Child safety charity set up in memory
Fri, February 10, 2006
Eight years after the hanging death of a schoolboy on a
locker-room hook, his parents have created a charity to prevent the deaths
of others.
The MCBN Children's Association, in memory of Myles Neuts, is to
be launched today at the YMCA's Children Safety Village.
MCBN stands for both Make Children Better Now and Myles Casey
Benson Neuts, said Alan Marshall, who helped organize today's press
conference.
"Mike Neuts will be talking about some positive things that
will come out of Myles Neuts's death," Marshall said yesterday.
The new charity will enable the Neuts family to raise money and
develop programs in their efforts to help children, he said.
Neuts could not be reached for comment yesterday. He and his wife
have spent the last eight years advocating for children's safety.
The charity is already registered with Revenue Canada and has a
board of directors.
Neuts is also expected to announce his support for a safety hook
developed by London's Henkel Diversified Inc.
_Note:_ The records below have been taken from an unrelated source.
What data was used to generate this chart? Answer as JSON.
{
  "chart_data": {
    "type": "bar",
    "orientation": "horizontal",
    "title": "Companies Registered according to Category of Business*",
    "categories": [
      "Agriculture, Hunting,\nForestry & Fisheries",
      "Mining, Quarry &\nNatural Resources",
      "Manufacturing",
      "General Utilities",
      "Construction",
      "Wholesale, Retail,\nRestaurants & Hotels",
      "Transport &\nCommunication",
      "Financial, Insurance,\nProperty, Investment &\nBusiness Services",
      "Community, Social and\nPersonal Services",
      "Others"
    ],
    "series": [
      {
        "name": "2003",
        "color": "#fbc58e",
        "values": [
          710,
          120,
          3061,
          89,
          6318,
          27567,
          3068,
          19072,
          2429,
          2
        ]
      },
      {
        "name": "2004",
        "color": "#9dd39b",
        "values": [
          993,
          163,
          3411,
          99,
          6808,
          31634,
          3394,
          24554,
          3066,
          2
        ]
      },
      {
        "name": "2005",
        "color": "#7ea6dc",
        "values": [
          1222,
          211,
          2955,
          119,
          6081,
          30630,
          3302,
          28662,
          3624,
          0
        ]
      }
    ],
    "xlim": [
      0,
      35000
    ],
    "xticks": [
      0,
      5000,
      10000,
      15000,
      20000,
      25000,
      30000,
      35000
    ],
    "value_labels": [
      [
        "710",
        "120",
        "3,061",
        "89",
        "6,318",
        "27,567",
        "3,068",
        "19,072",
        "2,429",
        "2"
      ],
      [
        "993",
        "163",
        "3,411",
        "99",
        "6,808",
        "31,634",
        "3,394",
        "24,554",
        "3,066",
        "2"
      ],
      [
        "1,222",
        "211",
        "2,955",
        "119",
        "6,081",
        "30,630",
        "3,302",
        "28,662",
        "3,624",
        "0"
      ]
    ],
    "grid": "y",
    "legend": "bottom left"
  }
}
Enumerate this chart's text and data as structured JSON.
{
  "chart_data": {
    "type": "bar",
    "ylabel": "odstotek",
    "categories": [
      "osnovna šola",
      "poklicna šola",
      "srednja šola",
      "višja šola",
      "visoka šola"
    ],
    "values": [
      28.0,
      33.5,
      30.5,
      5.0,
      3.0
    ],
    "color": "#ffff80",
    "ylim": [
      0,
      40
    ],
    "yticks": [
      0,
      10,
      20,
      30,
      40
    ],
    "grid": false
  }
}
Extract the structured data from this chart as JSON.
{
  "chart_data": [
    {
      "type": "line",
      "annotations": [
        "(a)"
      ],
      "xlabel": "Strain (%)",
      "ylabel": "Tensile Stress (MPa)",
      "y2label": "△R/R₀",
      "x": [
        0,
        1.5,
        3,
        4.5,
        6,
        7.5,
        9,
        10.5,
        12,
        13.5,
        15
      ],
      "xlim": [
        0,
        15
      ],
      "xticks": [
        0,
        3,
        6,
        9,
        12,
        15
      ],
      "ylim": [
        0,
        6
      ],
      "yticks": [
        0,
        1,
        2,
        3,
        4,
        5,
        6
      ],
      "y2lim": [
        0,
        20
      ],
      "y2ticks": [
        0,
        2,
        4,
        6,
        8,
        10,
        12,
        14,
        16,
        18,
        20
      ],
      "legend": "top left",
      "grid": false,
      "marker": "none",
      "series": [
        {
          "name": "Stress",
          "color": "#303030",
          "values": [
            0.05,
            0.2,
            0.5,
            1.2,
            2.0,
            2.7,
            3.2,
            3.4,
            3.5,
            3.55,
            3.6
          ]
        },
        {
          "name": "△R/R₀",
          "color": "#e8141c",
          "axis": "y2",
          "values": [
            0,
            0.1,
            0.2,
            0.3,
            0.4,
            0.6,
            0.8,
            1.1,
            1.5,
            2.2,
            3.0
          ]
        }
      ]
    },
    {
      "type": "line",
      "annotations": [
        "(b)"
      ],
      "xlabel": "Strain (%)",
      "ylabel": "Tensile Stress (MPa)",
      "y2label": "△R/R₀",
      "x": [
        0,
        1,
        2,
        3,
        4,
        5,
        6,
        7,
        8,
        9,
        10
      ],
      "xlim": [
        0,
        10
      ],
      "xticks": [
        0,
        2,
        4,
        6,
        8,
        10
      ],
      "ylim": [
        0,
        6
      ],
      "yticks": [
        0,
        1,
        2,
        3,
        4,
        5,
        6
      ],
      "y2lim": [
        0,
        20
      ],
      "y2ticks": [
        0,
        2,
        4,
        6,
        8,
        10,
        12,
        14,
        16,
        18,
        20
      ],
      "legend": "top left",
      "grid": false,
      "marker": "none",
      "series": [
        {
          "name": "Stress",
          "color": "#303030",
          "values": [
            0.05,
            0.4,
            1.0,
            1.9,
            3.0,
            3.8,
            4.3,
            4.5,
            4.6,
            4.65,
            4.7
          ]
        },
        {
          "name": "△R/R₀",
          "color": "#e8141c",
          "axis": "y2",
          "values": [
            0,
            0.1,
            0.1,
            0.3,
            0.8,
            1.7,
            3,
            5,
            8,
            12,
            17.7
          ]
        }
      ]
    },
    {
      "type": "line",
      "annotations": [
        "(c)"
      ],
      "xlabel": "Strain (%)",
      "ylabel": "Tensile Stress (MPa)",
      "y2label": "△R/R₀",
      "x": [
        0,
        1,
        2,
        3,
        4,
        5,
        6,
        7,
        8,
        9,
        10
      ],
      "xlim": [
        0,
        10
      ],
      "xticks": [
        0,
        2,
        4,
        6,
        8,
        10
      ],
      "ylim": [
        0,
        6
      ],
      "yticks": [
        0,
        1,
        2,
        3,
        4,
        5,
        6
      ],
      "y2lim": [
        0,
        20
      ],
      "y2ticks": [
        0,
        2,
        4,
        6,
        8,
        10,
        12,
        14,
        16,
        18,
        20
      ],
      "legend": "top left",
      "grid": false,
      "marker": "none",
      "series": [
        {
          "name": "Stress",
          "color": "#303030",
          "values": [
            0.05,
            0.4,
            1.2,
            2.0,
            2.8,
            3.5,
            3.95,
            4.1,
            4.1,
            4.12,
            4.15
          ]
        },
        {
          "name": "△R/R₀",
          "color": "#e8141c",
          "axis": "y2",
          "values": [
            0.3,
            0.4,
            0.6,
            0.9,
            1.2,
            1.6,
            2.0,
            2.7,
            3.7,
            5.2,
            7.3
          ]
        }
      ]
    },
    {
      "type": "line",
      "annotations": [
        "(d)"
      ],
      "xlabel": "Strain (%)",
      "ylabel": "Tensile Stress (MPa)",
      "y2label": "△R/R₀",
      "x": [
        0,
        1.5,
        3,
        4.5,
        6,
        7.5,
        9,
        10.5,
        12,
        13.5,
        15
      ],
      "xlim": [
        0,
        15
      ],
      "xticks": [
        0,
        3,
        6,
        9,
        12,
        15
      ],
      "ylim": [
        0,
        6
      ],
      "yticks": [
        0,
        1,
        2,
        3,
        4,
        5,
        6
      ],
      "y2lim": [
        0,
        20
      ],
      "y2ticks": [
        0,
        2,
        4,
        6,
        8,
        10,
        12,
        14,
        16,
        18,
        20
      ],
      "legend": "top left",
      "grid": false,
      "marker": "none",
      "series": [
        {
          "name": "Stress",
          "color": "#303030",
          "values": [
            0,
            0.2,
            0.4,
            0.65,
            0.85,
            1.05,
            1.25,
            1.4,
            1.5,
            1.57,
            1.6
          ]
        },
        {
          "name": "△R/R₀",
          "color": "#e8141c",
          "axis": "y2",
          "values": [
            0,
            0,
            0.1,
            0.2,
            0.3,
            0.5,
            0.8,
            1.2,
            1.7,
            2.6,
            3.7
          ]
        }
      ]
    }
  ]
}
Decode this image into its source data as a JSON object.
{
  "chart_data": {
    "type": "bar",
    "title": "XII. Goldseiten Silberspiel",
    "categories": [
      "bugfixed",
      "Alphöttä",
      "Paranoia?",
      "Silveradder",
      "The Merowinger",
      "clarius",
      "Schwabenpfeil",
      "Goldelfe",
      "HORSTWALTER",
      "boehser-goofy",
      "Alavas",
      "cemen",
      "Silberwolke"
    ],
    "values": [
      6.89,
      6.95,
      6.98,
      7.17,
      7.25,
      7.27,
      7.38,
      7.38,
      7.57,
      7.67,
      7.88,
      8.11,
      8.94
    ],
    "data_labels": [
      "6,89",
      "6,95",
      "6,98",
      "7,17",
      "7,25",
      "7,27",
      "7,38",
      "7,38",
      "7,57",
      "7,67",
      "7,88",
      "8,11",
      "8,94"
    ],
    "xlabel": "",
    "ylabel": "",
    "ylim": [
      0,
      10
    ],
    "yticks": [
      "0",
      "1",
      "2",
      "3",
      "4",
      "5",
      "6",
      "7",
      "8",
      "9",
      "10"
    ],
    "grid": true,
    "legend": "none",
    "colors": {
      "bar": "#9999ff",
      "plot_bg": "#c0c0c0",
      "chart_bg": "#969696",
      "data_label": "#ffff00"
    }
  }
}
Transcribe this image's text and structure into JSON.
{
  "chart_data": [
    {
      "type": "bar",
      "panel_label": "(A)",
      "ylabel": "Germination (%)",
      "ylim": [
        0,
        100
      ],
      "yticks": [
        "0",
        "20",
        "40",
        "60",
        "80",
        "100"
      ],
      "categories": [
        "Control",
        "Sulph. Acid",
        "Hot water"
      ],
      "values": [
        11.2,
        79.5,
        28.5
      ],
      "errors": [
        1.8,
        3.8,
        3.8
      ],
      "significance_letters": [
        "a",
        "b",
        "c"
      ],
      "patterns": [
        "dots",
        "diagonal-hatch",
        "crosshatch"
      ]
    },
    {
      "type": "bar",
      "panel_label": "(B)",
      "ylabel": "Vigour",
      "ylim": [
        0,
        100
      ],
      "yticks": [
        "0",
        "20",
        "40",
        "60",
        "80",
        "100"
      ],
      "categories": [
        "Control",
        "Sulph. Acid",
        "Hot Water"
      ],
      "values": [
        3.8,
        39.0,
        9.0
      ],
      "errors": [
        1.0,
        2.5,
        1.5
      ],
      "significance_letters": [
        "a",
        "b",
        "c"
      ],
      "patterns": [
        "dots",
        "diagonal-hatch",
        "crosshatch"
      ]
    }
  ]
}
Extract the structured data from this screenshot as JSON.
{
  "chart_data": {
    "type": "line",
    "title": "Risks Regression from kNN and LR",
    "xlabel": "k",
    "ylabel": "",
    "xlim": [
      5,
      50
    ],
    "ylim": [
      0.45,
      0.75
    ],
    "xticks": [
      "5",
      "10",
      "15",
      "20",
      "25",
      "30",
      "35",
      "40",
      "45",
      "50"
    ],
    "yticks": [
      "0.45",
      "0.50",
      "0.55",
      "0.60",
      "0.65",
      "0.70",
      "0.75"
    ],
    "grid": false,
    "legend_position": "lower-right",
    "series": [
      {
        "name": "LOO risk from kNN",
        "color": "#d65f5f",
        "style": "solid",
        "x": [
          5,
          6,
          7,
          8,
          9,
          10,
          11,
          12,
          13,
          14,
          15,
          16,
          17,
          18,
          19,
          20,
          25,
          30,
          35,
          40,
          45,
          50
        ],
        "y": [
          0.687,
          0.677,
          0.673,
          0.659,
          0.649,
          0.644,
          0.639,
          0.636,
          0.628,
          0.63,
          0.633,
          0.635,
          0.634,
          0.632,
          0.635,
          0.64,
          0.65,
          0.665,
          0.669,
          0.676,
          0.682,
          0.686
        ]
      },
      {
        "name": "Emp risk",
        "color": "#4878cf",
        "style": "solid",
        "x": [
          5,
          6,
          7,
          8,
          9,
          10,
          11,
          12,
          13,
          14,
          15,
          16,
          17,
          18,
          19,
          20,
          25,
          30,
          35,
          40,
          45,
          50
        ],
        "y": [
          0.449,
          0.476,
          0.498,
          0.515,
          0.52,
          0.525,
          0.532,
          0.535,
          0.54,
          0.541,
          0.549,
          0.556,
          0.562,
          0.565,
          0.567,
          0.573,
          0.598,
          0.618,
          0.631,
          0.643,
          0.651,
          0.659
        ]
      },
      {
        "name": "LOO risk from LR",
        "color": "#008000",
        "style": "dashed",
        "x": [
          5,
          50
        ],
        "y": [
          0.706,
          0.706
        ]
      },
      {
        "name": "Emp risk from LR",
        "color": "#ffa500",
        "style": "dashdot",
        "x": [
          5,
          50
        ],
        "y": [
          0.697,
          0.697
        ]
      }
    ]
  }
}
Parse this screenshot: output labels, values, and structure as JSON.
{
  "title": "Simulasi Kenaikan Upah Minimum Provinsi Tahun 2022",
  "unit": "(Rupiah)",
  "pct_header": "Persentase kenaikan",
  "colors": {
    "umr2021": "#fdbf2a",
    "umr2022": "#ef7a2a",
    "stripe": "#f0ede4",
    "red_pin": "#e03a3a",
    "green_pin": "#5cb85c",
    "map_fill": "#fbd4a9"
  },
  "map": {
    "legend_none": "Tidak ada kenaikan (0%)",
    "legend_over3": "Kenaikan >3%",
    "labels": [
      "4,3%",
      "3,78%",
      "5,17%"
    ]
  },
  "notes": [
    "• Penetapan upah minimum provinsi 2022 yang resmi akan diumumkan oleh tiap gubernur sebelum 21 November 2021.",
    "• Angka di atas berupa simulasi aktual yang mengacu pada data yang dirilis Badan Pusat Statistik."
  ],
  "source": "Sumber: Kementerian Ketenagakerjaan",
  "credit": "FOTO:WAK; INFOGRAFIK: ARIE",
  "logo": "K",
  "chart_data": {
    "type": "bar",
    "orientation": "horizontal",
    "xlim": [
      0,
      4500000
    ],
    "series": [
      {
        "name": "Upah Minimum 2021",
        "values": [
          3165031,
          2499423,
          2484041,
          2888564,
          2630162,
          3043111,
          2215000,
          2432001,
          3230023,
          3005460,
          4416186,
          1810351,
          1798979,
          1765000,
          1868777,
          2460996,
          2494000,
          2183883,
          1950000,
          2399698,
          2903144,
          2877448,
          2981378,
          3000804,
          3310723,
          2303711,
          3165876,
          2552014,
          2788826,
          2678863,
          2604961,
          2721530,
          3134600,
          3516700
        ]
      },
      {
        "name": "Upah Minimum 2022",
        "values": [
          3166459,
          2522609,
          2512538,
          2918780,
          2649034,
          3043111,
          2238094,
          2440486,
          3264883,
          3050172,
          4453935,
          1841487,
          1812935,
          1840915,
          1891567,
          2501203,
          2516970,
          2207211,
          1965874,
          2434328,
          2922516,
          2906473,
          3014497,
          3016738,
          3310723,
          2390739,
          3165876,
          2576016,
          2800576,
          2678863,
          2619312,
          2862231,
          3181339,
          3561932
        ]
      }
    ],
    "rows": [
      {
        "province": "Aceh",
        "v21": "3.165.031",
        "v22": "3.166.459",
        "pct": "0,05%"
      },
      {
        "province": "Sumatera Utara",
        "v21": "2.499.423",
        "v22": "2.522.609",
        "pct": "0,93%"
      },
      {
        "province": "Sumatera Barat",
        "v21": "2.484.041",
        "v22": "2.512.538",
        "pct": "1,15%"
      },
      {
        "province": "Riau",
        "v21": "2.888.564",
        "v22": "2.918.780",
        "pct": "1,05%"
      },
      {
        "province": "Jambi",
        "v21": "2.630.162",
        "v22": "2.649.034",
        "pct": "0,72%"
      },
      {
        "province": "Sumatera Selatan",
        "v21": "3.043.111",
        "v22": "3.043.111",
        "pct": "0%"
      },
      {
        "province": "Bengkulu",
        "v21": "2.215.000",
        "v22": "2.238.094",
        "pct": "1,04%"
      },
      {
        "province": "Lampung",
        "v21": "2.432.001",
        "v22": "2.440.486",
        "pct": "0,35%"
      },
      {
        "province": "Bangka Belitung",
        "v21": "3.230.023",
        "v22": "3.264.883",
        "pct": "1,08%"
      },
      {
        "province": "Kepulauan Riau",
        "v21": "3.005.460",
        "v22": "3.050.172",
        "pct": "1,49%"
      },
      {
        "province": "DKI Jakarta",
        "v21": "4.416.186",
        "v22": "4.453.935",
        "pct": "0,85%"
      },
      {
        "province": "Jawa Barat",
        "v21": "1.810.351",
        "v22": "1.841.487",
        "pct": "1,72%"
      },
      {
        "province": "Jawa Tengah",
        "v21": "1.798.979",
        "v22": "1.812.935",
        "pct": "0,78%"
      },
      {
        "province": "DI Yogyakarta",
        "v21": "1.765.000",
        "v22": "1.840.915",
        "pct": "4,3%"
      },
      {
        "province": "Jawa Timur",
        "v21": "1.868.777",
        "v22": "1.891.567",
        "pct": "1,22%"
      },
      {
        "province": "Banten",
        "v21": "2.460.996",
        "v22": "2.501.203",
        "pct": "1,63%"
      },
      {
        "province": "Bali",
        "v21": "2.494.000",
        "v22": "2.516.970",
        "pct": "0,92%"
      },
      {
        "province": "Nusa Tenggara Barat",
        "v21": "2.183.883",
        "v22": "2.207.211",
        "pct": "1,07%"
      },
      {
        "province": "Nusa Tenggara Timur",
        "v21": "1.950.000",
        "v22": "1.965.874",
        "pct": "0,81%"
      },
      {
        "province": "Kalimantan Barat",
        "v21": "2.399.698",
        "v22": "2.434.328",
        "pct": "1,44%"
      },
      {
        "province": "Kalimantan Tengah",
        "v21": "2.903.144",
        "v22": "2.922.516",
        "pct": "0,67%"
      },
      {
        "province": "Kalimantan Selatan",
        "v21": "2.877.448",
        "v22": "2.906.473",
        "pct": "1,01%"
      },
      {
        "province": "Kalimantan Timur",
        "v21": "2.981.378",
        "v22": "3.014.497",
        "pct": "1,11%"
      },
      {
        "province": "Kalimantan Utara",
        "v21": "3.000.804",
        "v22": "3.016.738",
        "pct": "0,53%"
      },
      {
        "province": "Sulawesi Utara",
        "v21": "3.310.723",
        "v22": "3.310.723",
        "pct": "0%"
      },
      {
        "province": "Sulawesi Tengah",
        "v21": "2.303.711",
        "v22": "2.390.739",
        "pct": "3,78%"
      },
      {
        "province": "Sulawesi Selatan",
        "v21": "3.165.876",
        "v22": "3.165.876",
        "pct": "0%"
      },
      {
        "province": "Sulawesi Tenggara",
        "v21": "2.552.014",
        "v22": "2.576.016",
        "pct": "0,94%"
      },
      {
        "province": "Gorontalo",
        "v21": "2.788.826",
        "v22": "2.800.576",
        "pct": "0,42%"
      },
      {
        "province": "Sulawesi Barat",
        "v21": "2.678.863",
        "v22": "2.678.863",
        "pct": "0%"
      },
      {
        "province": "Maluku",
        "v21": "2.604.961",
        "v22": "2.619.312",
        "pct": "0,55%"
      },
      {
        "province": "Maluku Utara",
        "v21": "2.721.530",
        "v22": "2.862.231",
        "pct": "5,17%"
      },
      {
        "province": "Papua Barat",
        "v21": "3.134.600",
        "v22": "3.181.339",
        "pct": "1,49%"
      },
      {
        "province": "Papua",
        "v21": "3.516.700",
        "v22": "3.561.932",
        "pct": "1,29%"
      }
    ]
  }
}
The Henkel hook is advertised
as a inexpensive, yet strong, hook that holds articles up to 12.7
kilograms, but releases if more weight is put on.
The hook automatically resets once the article falls off.
Myles, 10, was found hanging from a coat hook in a washroom stall
at St. Agnes school in Chatham on Feb. 6 1998. He died six days later.
A coroner's inquest could not determine how he ended up on the
hook.
The inquest jury recommended all hooks be removed from school
washrooms.
The Education Ministry told school boards in 2001 to remove hooks
from elementary school washrooms. The Thames Valley district school board
complied, but in 2004, a four-year-old girl was found hanging from a
cloakroom hook at London's Victoria public school.